The list of births presented here, all sons (which would help explain why the name Vollkommer is so well preserved on both sides of the Atlantic), is culled from two sources. These are signaled by the postscripts = representing the Wuerzburg diocesan archives (along with their microfiche reference numbers), and # for the Pfarrweisach church registry. In several cases, records of the child’s birth are clearly present in both sources, as is the place of birth, which I have also listed here.
     *Georgius - October 21, 1808 - Bruenn = [A6-1-35] #
     *Andreas - July 14, 1810 - Gueckelhirn = [A6-1-51] #
     *Georg - 1811 - Gueckelhirn #
     *Johan Michael - 1814 - Gueckelhirn #
     *Johan - 1815 - Gueckelhirn #
     *Joseph - March 4, 1817 - Gueckelhirn = [A6-2-145] #
     *Peter - August 16, 1820 - Bruenn = [A6-2-191] #
     *Matheus - June 12, 1823 - Bruenn = [A6-2-229] #
     Of the eight sons born to Sigismund and Margarethe, only two apparently did not survive infancy, Johan Michael and Matheus. But there remain a fair number of inconsistencies and mysteries to clear up concerning the surviving sons, not least the presence of two sons named George. The problem stems from a lapse in methodology on my part while examining the archival records in Wuerzburg owing to my inexperience in performing this kind of research, and to the fact that I was under time and travel restraints. Given these factors, I was mostly concerned with the narrow pursuit of my own family’s line through Joseph (1817). It was through the record of his second marriage to Katarina Saal - my maternal great, great grandmother - at Most Holy Trinity Church in Williamsburg, Brooklyn in 1850 that I had discovered the family’s Bruenn connection in the first place. Then, in finding Joseph’s birth record in Wuerzburg, I learned that he was born, not in Bruenn, but approximately ten kilometers to the north in Gueckelhirn (a rather infelicitous word in German, incidentally, which translates into English as “cocks brains").

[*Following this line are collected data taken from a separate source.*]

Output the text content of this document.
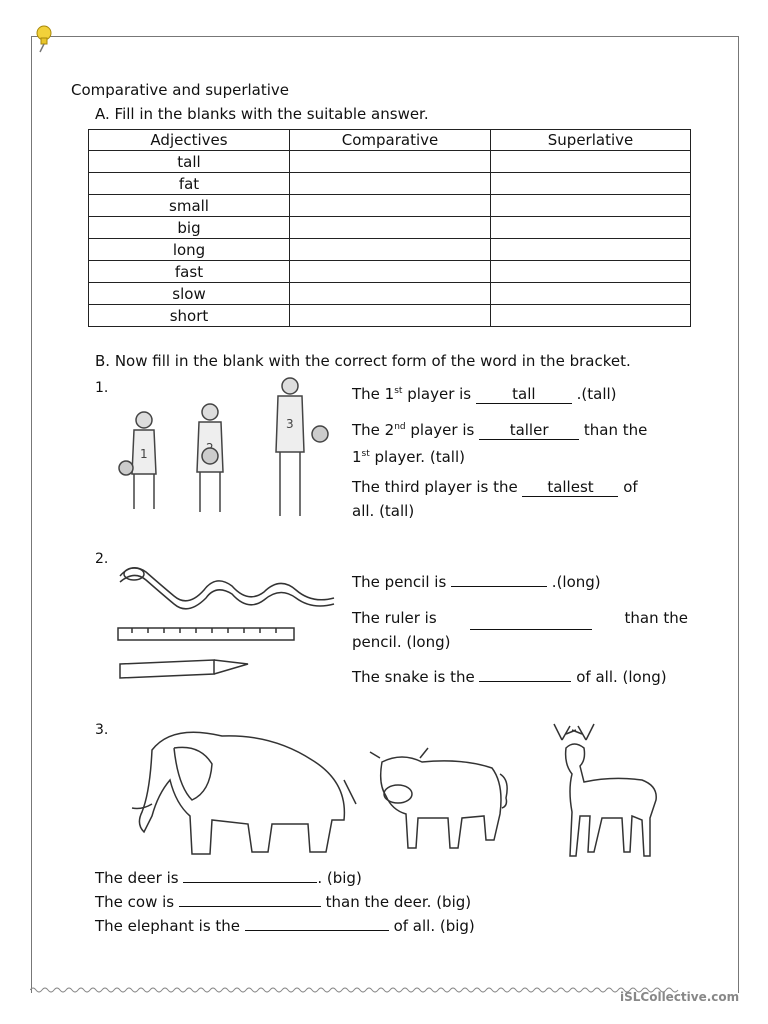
Comparative and superlative
A. Fill in the blanks with the suitable answer.
Adjectives	Comparative	Superlative
tall		
fat		
small		
big		
long		
fast		
slow		
short		
B. Now fill in the blank with the correct form of the word in the bracket.
1.
1
3
The 1st player is tall .(tall)
The 2nd player is taller than the
1st player. (tall)
The third player is the tallest of
all. (tall)
2.
The pencil is	.(long)
The ruler is	than the
pencil. (long)
The snake is the	of all. (long)
3.
The deer is	. (big)
The cow is	than the deer. (big)
The elephant is the	of all. (big)
iSLCollective.com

     In Wuerzburg, I visually examined all the birth records marked above with =, paying particular attention to the column where the parents’ names were written, thus verifying these were children born to Sigismund and Margarethe, and to the presence of the name Bruenn somewhere on the document. And I recorded their names, dates of birth, and microfiche references in my notebook. When it came time to order copies of the records, however, I requested those which had a linear relationship to my own line, the marriage record of Joseph and Anna Maria (1754), the birth of Andreas (1855), his marriage to Barbara Mueller (1877), Sigismund’s birth (1887), and finally Joseph’s birth in 1817. It was only on a subsequent and closer examination of this latter document - which, owing to its old German script literally has to be deciphered letter by letter - did I discover that Joseph was not born in Bruenn. And it was only during this last trip in November 2002, that I discovered that Gueckelhirn, like Bruenn, belonged to Sankt Kilian’s parish in Pfarrweisach, from whose church registry I was then able to record the names of those sons I had missed in Wuerzburg.